Approximately 20 percent of children aged 4 to 18 years report having had frequent or severe headaches in the past 12 months.
●Headache in children and adolescents may be due to a primary headache syndrome (ie, migraine headache, tension-type headache, cluster headache or secondary to an underlying medical condition. Secondary headaches usually are related to fever or infection (eg, upper respiratory infection, influenza), but may be due to central nervous system infection or space-occupying lesion.
●The evaluation of headache in children includes a thorough history and physical examination, with particular emphasis on clinical features suggestive of intracranial pathology. The headache pattern helps to determine the etiology.

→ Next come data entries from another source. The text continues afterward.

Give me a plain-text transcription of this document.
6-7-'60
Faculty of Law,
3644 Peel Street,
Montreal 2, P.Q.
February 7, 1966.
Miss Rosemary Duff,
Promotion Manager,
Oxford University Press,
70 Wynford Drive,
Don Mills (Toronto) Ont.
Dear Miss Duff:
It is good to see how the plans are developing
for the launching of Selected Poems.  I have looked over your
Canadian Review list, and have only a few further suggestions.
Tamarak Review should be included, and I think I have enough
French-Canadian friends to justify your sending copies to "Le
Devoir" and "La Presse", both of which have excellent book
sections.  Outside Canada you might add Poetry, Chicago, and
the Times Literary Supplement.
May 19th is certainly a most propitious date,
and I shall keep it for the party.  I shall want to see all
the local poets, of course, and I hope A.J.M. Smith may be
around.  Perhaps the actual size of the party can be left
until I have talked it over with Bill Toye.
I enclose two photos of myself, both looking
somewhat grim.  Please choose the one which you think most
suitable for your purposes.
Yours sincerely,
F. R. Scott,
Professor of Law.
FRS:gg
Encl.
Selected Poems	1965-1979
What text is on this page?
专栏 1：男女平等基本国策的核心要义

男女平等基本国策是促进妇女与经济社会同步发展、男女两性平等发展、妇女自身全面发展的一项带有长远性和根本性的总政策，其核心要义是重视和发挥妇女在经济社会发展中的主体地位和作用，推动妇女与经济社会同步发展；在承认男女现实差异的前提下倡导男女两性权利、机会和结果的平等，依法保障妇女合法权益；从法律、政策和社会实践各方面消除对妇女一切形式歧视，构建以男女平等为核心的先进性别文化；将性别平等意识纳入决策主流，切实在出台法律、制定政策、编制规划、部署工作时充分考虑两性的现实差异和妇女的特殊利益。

●Neuroimaging (head computed tomography without contrast or magnetic resonance imaging without contrast) should be performed in children with headache and neurologic signs or symptoms suggestive of intracranial pathology.
●Routine laboratory evaluation usually is not necessary for children with recurrent or chronic headaches. The laboratory evaluation for secondary headache should be tailored to evaluate conditions suggested by information from the history and examination.
●The diagnosis of primary headache disorders is made clinically, based upon the criteria of the International Headache Society. The diagnosis of chronic daily headache also is made clinically (headache on >15 days per month for >3 months in the absence of detectable organic pathology). The diagnosis of secondary headaches depends upon identification of the underlying condition.
●The treatment of chronic headaches requires a systematic approach over several months through which the child returns to normal activities of daily living. It is critical to address excessive school absence and overuse of over-the-counter analgesic medications.